Rising hopes of a US-China trade agreement and a soft Brexit deal continue to lift investor sentiment. The dovish stance recently adopted by major central banks, easier funding conditions, and Chinese stimulus measures are all supportive for equities. However, economic uncertainty remains high, global manufacturing activity is decelerating, and trade growth continues to slow. We maintain a neutral view on global equities.
Stay neutral on eurozone equities
US: “Don’t fight the Federal Reserve (Fed)” The Fed’s change in policy stance helped trigger the sharp rebound in equities from the late-December lows.
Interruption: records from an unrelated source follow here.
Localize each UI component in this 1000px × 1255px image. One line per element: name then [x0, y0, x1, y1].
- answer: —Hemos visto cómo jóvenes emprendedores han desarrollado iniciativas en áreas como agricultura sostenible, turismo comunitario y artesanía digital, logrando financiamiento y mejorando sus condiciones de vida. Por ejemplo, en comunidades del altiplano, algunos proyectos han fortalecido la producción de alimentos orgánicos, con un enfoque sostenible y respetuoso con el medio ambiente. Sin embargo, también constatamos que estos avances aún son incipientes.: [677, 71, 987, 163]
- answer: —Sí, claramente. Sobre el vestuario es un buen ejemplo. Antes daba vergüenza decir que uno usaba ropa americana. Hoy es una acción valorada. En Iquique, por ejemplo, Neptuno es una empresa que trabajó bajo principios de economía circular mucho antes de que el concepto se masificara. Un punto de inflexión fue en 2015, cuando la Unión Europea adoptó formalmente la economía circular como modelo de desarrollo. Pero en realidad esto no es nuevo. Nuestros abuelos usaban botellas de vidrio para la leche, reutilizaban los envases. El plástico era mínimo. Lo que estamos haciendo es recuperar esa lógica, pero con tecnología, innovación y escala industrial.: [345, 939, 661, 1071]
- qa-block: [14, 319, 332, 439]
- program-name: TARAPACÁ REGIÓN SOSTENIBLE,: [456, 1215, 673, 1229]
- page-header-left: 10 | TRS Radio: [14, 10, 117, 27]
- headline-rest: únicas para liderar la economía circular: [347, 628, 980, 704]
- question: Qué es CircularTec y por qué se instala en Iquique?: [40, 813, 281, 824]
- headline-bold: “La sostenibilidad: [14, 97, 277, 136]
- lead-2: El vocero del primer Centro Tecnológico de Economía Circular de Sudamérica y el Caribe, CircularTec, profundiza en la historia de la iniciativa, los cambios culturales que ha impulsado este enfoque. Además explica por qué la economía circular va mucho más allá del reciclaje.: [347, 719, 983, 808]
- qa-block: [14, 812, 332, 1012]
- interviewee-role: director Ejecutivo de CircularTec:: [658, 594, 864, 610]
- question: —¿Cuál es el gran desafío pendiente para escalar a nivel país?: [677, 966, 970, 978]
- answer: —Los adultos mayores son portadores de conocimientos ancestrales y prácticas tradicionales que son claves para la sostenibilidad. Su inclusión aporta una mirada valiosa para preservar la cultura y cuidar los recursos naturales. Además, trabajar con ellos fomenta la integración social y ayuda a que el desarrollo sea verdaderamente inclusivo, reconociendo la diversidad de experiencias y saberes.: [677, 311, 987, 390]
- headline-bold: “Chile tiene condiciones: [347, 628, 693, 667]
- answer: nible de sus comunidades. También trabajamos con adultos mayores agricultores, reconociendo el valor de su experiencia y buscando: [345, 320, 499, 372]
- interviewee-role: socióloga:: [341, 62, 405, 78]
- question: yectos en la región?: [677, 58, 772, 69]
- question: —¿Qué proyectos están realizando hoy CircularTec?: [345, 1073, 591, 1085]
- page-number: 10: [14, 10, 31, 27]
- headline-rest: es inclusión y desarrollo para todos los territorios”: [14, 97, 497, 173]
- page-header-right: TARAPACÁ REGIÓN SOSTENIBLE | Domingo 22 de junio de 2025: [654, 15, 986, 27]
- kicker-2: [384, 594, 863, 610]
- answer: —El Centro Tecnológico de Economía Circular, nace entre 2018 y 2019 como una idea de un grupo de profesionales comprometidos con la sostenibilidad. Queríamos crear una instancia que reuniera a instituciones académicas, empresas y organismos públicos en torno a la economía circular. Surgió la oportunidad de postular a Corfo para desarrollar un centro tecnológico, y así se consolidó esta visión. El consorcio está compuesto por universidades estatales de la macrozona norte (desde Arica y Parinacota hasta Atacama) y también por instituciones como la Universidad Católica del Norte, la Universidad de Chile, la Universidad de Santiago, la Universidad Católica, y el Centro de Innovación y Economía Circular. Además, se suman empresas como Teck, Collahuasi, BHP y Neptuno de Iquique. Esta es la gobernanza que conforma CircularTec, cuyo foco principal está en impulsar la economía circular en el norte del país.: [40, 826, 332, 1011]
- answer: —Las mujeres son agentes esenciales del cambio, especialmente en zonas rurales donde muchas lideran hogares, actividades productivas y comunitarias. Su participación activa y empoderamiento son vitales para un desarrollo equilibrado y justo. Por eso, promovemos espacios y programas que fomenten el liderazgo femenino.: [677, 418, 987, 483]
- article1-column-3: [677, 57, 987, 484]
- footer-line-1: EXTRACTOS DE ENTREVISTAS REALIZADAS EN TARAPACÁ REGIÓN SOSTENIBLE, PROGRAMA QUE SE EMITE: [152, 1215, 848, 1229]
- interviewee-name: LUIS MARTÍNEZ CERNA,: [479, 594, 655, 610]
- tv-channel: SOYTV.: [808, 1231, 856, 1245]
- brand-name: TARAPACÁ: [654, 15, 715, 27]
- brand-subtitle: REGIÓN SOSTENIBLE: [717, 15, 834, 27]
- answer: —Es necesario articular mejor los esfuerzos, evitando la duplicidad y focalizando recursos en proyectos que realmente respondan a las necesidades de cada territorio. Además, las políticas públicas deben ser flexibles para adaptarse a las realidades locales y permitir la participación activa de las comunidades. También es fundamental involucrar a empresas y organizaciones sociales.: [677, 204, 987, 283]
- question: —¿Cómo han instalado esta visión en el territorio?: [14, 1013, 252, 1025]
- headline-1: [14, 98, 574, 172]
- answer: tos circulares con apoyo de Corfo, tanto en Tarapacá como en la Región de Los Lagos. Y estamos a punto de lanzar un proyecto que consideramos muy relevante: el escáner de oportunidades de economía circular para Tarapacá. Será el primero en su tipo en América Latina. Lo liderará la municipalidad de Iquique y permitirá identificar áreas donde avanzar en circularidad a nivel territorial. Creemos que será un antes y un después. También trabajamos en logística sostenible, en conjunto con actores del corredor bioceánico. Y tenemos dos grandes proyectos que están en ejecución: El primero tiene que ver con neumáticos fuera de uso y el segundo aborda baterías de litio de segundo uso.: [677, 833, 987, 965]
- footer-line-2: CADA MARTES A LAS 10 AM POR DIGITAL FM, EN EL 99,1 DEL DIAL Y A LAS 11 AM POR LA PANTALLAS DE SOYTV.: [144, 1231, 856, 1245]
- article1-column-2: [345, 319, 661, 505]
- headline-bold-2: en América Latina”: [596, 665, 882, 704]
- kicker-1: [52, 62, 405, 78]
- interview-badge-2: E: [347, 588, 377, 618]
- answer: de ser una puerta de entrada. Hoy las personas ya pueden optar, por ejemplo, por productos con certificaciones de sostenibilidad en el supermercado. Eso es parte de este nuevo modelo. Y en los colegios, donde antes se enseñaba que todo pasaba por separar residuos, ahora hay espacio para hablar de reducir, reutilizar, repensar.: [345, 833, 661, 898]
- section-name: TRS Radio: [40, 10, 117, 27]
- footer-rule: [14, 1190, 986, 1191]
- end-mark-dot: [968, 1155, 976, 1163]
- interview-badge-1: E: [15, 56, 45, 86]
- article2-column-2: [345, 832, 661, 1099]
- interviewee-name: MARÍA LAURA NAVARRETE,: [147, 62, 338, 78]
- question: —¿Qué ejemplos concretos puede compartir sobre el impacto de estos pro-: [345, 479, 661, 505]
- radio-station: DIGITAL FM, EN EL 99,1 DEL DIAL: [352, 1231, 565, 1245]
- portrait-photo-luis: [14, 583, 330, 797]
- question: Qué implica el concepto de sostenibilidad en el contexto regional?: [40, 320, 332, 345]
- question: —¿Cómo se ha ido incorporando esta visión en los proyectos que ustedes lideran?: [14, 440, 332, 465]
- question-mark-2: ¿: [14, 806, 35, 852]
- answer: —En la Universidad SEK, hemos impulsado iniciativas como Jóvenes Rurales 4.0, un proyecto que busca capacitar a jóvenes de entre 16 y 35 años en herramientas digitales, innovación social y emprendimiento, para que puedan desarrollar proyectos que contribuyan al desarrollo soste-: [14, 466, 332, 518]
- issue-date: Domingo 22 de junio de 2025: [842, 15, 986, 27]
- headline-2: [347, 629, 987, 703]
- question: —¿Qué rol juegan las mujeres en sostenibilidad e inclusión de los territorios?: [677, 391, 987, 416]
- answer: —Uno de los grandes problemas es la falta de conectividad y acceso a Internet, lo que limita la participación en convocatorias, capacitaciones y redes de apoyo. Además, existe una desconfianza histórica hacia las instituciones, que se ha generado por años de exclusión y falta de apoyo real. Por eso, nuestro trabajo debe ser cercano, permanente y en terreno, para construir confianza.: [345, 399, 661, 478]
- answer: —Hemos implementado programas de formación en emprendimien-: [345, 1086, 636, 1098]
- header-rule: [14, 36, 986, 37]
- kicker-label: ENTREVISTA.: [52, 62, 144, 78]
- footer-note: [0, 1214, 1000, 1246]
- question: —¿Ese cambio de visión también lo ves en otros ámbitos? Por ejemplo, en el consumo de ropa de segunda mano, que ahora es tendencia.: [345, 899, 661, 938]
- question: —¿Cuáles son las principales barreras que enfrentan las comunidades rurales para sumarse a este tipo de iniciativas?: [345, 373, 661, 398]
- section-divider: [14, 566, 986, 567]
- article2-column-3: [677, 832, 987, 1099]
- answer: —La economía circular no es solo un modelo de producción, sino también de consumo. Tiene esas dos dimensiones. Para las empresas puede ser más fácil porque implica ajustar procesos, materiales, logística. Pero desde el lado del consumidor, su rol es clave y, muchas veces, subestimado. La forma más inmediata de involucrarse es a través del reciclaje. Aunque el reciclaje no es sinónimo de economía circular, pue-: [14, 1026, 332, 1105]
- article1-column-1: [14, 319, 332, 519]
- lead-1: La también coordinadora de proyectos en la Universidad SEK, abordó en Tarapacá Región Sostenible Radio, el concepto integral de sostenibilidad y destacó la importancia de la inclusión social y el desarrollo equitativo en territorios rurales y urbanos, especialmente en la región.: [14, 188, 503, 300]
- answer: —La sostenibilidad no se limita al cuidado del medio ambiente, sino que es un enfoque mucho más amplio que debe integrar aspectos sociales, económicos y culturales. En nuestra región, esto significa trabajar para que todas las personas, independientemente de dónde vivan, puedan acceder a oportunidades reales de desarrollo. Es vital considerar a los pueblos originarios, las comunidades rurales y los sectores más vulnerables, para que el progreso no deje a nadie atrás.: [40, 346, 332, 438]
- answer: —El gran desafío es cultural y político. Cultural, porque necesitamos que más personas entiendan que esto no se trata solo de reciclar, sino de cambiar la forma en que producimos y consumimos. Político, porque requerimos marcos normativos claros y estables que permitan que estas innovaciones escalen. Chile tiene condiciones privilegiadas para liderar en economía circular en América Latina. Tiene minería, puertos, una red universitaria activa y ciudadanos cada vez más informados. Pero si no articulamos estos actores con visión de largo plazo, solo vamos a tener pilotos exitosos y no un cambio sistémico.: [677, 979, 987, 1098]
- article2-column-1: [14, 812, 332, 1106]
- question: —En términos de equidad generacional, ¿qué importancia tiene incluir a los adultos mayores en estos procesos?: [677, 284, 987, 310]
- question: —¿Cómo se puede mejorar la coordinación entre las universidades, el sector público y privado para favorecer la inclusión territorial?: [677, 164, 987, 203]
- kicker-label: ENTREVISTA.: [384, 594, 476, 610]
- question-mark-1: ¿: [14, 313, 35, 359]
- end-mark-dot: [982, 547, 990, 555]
Meanwhile, constructive US-China trade talks have lifted investor sentiment, even if the terms of any deal are still highly uncertain. The Fed’s pause in monetary policy and easier funding conditions are clear positives for equity markets. However, corporate profit growth will decelerate this year – sales growth is slowing, the impact from last year’s tax cuts is fading and rising wages are eroding historically-high margins. .
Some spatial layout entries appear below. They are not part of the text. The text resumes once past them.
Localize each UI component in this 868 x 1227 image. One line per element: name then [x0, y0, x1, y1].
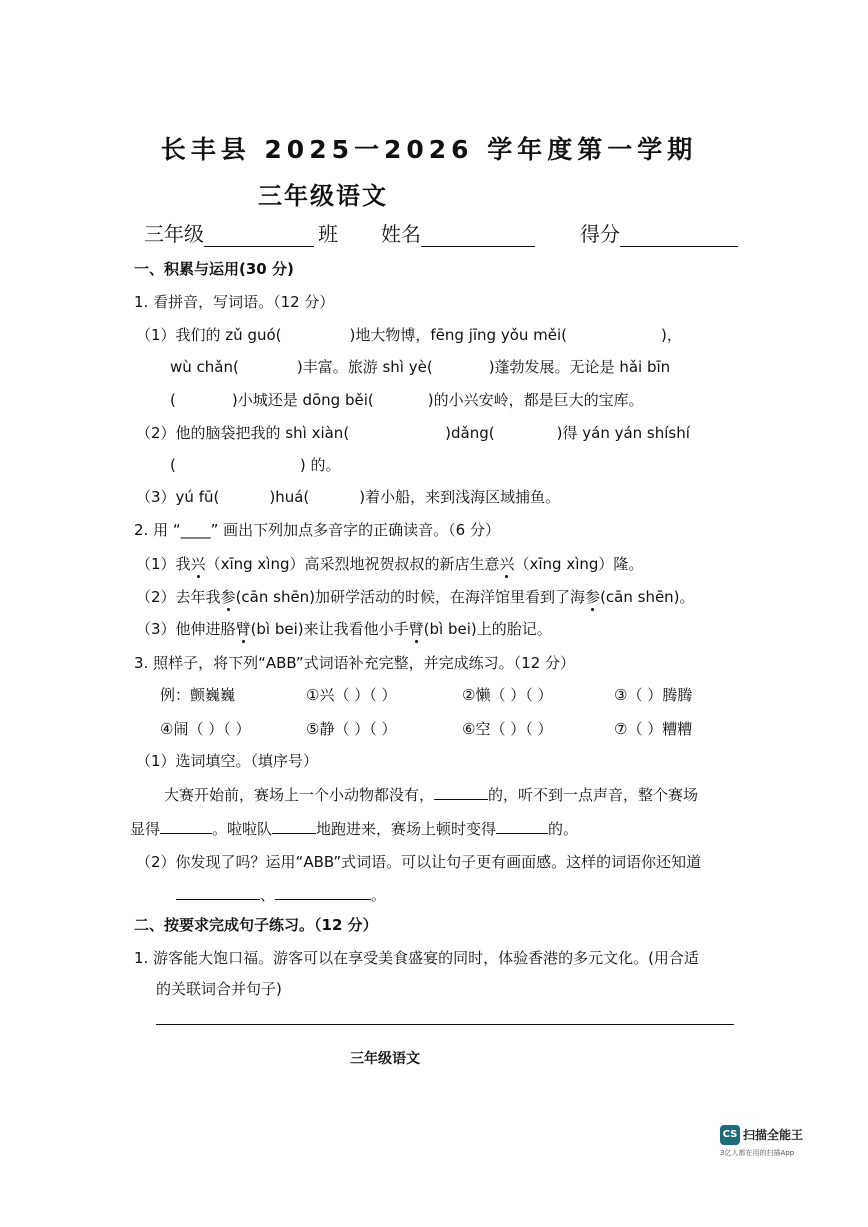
q1-l3b: )小城还是 dōng běi(: [231, 391, 374, 409]
exam-title: 长丰县 2025一2026 学年度第一学期: [160, 135, 698, 164]
footer-subject: 三年级语文: [350, 1051, 420, 1067]
class-label: 班: [318, 222, 338, 246]
q3-row1-c2: ①兴（ ）（ ）: [306, 686, 397, 704]
q1-line2: [170, 356, 670, 377]
name-blank: [421, 226, 535, 247]
fill-blank: [434, 785, 488, 800]
fill-blank: [496, 819, 548, 834]
name-label: 姓名: [381, 222, 421, 246]
q3-row1-c3: ②懒（ ）（ ）: [462, 686, 553, 704]
q2-line3: [136, 618, 552, 639]
q3-sub2-sep: 、: [260, 886, 276, 904]
q3-sub2-blanks: [176, 884, 386, 905]
watermark-tagline: 3亿人都在用的扫描App: [720, 1149, 795, 1157]
q2-l1c: （xīng xìng）隆。: [514, 555, 644, 573]
q3-para-line1: [164, 784, 698, 805]
q3-p2a: 显得: [130, 820, 161, 838]
fill-blank: [160, 819, 212, 834]
q1-l3c: )的小兴安岭，都是巨大的宝库。: [427, 391, 644, 409]
q2-l3c: (bì bei)上的胎记。: [423, 620, 552, 638]
q1-line5: [170, 454, 340, 475]
fill-blank: [272, 819, 316, 834]
dotted-char: 兴: [190, 555, 206, 573]
q3-stem: 3. 照样子，将下列“ABB”式词语补充完整，并完成练习。（12 分）: [134, 654, 576, 672]
dotted-char: 臂: [235, 620, 251, 638]
exam-subtitle: 三年级语文: [258, 182, 388, 210]
name-field: [381, 218, 535, 247]
q1-l1c: )，: [661, 326, 682, 344]
q1-l4c: )得 yán yán shíshí: [556, 424, 690, 442]
q2-stem: 2. 用 “____” 画出下列加点多音字的正确读音。（6 分）: [134, 521, 500, 539]
grade-blank: [204, 226, 314, 247]
score-blank: [620, 226, 738, 247]
q1-l1b: )地大物博，fēng jīng yǒu měi(: [349, 326, 568, 344]
q3-row1-c1: 例：颤巍巍: [160, 686, 236, 704]
q1-line1: [136, 324, 682, 345]
section2-heading: 二、按要求完成句子练习。（12 分）: [134, 916, 378, 934]
q3-sub2: （2）你发现了吗？运用“ABB”式词语。可以让句子更有画面感。这样的词语你还知道: [136, 853, 702, 871]
q1-l3a: (: [170, 391, 176, 409]
grade-label: 三年级: [144, 222, 204, 246]
q2-l2a: （2）去年我: [136, 588, 221, 606]
q2-l3a: （3）他伸进胳: [136, 620, 236, 638]
q1-l4b: )dǎng(: [445, 424, 495, 442]
q3-p2b: 。啦啦队: [212, 820, 273, 838]
score-label: 得分: [580, 222, 620, 246]
q3-row2-c4: ⑦（ ）糟糟: [614, 720, 693, 738]
q2-line2: [136, 586, 695, 607]
fill-blank: [275, 885, 371, 900]
fill-blank: [176, 885, 260, 900]
q1-l5a: (: [170, 456, 176, 474]
q3-p1a: 大赛开始前，赛场上一个小动物都没有，: [164, 786, 435, 804]
q1-l6c: )着小船，来到浅海区域捕鱼。: [359, 488, 561, 506]
section1-heading: 一、积累与运用(30 分): [134, 260, 294, 278]
q1-l2a: wù chǎn(: [170, 358, 239, 376]
q1-l4a: （2）他的脑袋把我的 shì xiàn(: [136, 424, 350, 442]
scanner-watermark: [720, 1124, 803, 1145]
q1-l6b: )huá(: [269, 488, 310, 506]
q1-l1a: （1）我们的 zǔ guó(: [136, 326, 282, 344]
camscanner-logo-icon: CS: [720, 1125, 740, 1145]
q1-l2b: )丰富。旅游 shì yè(: [296, 358, 433, 376]
q2-l3b: (bì bei)来让我看他小手: [250, 620, 409, 638]
q1-l5b: ) 的。: [299, 456, 341, 474]
q2-line1: [136, 553, 643, 574]
q1-line4: [136, 422, 690, 443]
q1-line6: [136, 486, 560, 507]
dotted-char: 兴: [499, 555, 515, 573]
grade-field: [144, 218, 338, 247]
q3-para-line2: [130, 818, 578, 839]
q1-l6a: （3）yú fū(: [136, 488, 220, 506]
dotted-char: 参: [585, 588, 601, 606]
q3-sub1: （1）选词填空。（填序号）: [136, 752, 319, 770]
q3-row2-c3: ⑥空（ ）（ ）: [462, 720, 553, 738]
q1-stem: 1. 看拼音，写词语。（12 分）: [134, 293, 335, 311]
dotted-char: 参: [220, 588, 236, 606]
answer-line: [156, 1024, 734, 1025]
watermark-name: 扫描全能王: [743, 1128, 804, 1142]
q3-p2c: 地跑进来，赛场上顿时变得: [316, 820, 497, 838]
q3-p2d: 的。: [548, 820, 579, 838]
q2-l1a: （1）我: [136, 555, 191, 573]
q1-line3: [170, 389, 644, 410]
q3-row1-c4: ③（ ）腾腾: [614, 686, 693, 704]
score-field: [580, 218, 738, 247]
dotted-char: 臂: [408, 620, 424, 638]
q3-p1b: 的，听不到一点声音，整个赛场: [488, 786, 699, 804]
s2-q1-line2: 的关联词合并句子): [156, 980, 282, 998]
s2-q1-line1: 1. 游客能大饱口福。游客可以在享受美食盛宴的同时，体验香港的多元文化。(用合适: [134, 949, 699, 967]
q2-l2b: (cān shēn)加研学活动的时候，在海洋馆里看到了海: [235, 588, 586, 606]
q1-l2c: )蓬勃发展。无论是 hǎi bīn: [488, 358, 671, 376]
q3-sub2-end: 。: [371, 886, 387, 904]
q3-row2-c1: ④闹（ ）（ ）: [160, 720, 251, 738]
q2-l2c: (cān shēn)。: [600, 588, 695, 606]
q3-row2-c2: ⑤静（ ）（ ）: [306, 720, 397, 738]
q2-l1b: （xīng xìng）高采烈地祝贺叔叔的新店生意: [205, 555, 500, 573]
Eurozone: a wall of worries Eurozone fiscal policy is being eased and there is talk of new long-term refinancing support for bank lending, two supportive factors for stocks. However, equities are vulnerable to slowing global trade and to a weakening regional economy where manufacturing activity is declining rapidly. In addition, political uncertainty is high, banking sector weakness is a source of concern and trade tensions persist despite the push to reach a US-China agreement. And European car manufacturers would be badly hit if the US were to impose auto tariffs. In this context, earnings-per-share (EPS) should continue to grow at a sluggish pace this year.
Economic uncertainties remain elevated
UK – in the hands of Brexit Large British companies generate a significant share of revenues overseas, making them highly sensitive to the Brexit outcome – a soft deal would strengthen sterling, to the detriment of foreign earnings. The market should remain volatile but appealing valuations and a high dividend yield argue for a sanguine view.
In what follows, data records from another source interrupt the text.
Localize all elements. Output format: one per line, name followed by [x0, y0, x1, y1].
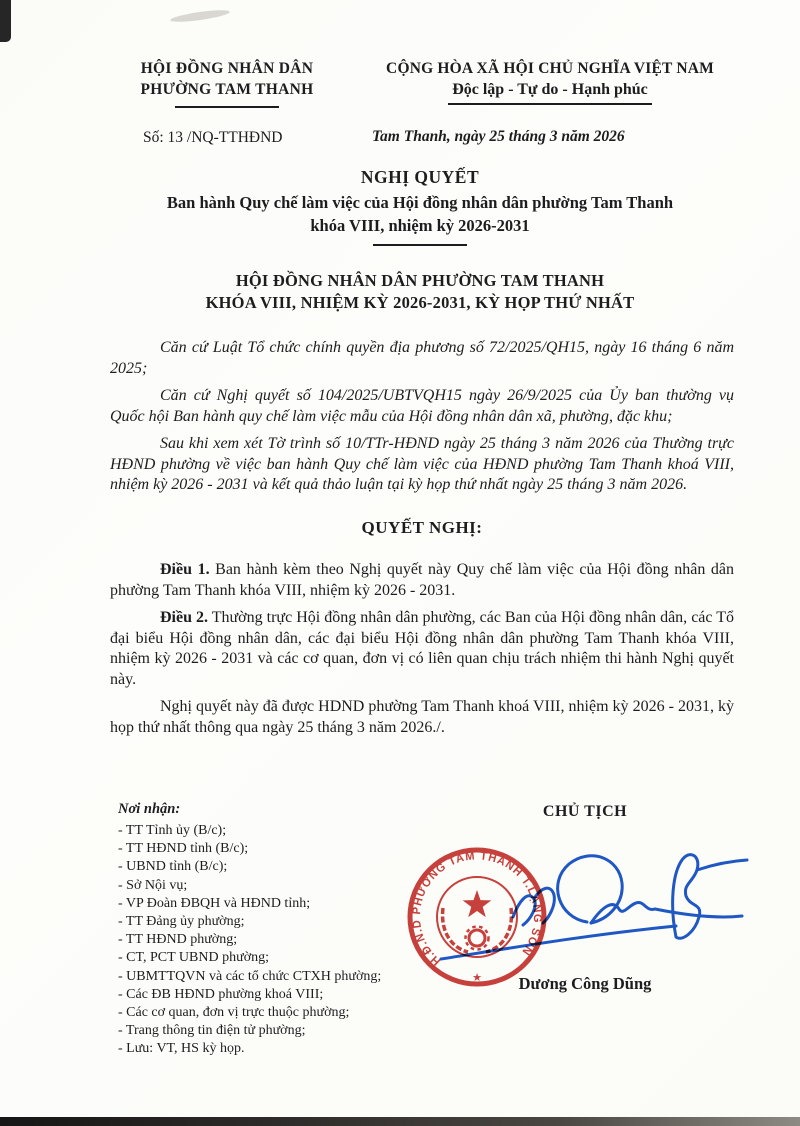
- list-item: - UBMTTQVN và các tổ chức CTXH phường;: [118, 968, 382, 984]
- document-title-block: [40, 166, 800, 314]
- stamp-ring-text: H.Đ.N.D PHƯỜNG TAM THANH T.LẠNG SƠN: [410, 850, 544, 968]
- article-1-lead: Điều 1.: [160, 561, 210, 578]
- scan-artifact-bottom-edge: [0, 1117, 800, 1126]
- document-type: NGHỊ QUYẾT: [360, 167, 480, 187]
- issuer-heading-line1: HỘI ĐỒNG NHÂN DÂN PHƯỜNG TAM THANH: [235, 271, 605, 290]
- closing-paragraph: Nghị quyết này đã được HDND phường Tam Thanh khoá VIII, nhiệm kỳ 2026 - 2031, kỳ họp thứ nhất thông qua ngày 25 tháng 3 năm 2026./.: [110, 698, 734, 736]
- list-item: - VP Đoàn ĐBQH và HĐND tỉnh;: [118, 895, 311, 911]
- article-2-paragraph: [110, 608, 734, 690]
- list-item: - UBND tỉnh (B/c);: [118, 859, 228, 875]
- list-item: - CT, PCT UBND phường;: [118, 950, 269, 966]
- resolve-heading: QUYẾT NGHỊ:: [361, 517, 483, 537]
- list-item: - Các cơ quan, đơn vị trực thuộc phường;: [118, 1005, 350, 1021]
- issuer-heading-line2: KHÓA VIII, NHIỆM KỲ 2026-2031, KỲ HỌP THỨ NHẤT: [205, 293, 635, 312]
- signer-name: Dương Công Dũng: [518, 974, 652, 993]
- org-name-line2: PHƯỜNG TAM THANH: [140, 81, 314, 98]
- place-and-date: Tam Thanh, ngày 25 tháng 3 năm 2026: [372, 128, 625, 145]
- stamp-star-separator-icon: ★: [472, 972, 482, 984]
- national-title: CỘNG HÒA XÃ HỘI CHỦ NGHĨA VIỆT NAM: [386, 60, 714, 77]
- handwritten-signature: [435, 845, 755, 970]
- scan-artifact-smudge: [170, 8, 231, 24]
- article-1-paragraph: [110, 560, 734, 601]
- national-motto: Độc lập - Tự do - Hạnh phúc: [448, 79, 652, 105]
- signer-title: CHỦ TỊCH: [542, 803, 628, 820]
- issuing-org-block: [112, 58, 342, 108]
- list-item: - Các ĐB HĐND phường khoá VIII;: [118, 986, 324, 1002]
- article-2-lead: Điều 2.: [160, 609, 209, 626]
- preamble-paragraph: Sau khi xem xét Tờ trình số 10/TTr-HĐND ngày 25 tháng 3 năm 2026 của Thường trực HĐND phường về việc ban hành Quy chế làm việc của HĐND phường Tam Thanh khoá VIII, nhiệm kỳ 2026 - 2031 và kết quả thảo luận tại kỳ họp thứ nhất ngày 25 tháng 3 năm 2026.: [110, 435, 734, 493]
- recipients-label: Nơi nhận:: [118, 801, 181, 817]
- preamble-paragraph: Căn cứ Luật Tổ chức chính quyền địa phương số 72/2025/QH15, ngày 16 tháng 6 năm 2025;: [110, 339, 734, 377]
- preamble-paragraph: Căn cứ Nghị quyết số 104/2025/UBTVQH15 ngày 26/9/2025 của Ủy ban thường vụ Quốc hội Ban hành quy chế làm việc mẫu của Hội đồng nhân dân xã, phường, đặc khu;: [110, 387, 734, 425]
- article-1-text: Ban hành kèm theo Nghị quyết này Quy chế làm việc của Hội đồng nhân dân phường Tam Thanh khóa VIII, nhiệm kỳ 2026 - 2031.: [110, 561, 735, 599]
- list-item: - TT Tỉnh ủy (B/c);: [118, 823, 227, 838]
- document-subject-line2: khóa VIII, nhiệm kỳ 2026-2031: [310, 216, 530, 235]
- document-number: Số: 13 /NQ-TTHĐND: [143, 129, 283, 146]
- list-item: - Trang thông tin điện tử phường;: [118, 1023, 306, 1039]
- recipients-list: [118, 822, 448, 1059]
- document-subject-line1: Ban hành Quy chế làm việc của Hội đồng nhân dân phường Tam Thanh: [166, 193, 674, 212]
- list-item: - TT HĐND phường;: [118, 932, 238, 948]
- scan-artifact-top-left: [0, 0, 11, 42]
- list-item: - TT Đảng ủy phường;: [118, 914, 245, 930]
- article-2-text: Thường trực Hội đồng nhân dân phường, các Ban của Hội đồng nhân dân, các Tổ đại biểu Hội đồng nhân dân, các đại biểu Hội đồng nhân dân phường Tam Thanh khóa VIII, nhiệm kỳ 2026 - 2031 và các cơ quan, đơn vị có liên quan chịu trách nhiệm thi hành Nghị quyết này.: [110, 609, 734, 688]
- list-item: - TT HĐND tỉnh (B/c);: [118, 841, 249, 857]
- org-name-line1: HỘI ĐỒNG NHÂN DÂN: [140, 60, 314, 77]
- document-body: [110, 338, 734, 745]
- list-item: - Lưu: VT, HS kỳ họp.: [118, 1041, 245, 1057]
- list-item: - Sở Nội vụ;: [118, 877, 188, 893]
- org-underline: [175, 106, 279, 108]
- national-motto-block: [342, 58, 758, 105]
Japan: good fundamentals but cyclical headwinds Despite solid domestic demand, the global slowdown could penalise this cyclical market and profit growth is expected to be lacklustre in coming months. This should outweigh positives from structural reforms, improved corporate governance and profitability, and attractive valuations.
Emerging markets: out of the bargain basement The environment for emerging markets has improved over the past few months as a more dovish Fed and a peaking dollar have eased pressures. Also, most central banks are now less restrictive, currencies have stabilised, and capital inflows are recovering. However, valuations are no longer a bargain and emerging equities remain vulnerable to any disappointment in US-China negotiations.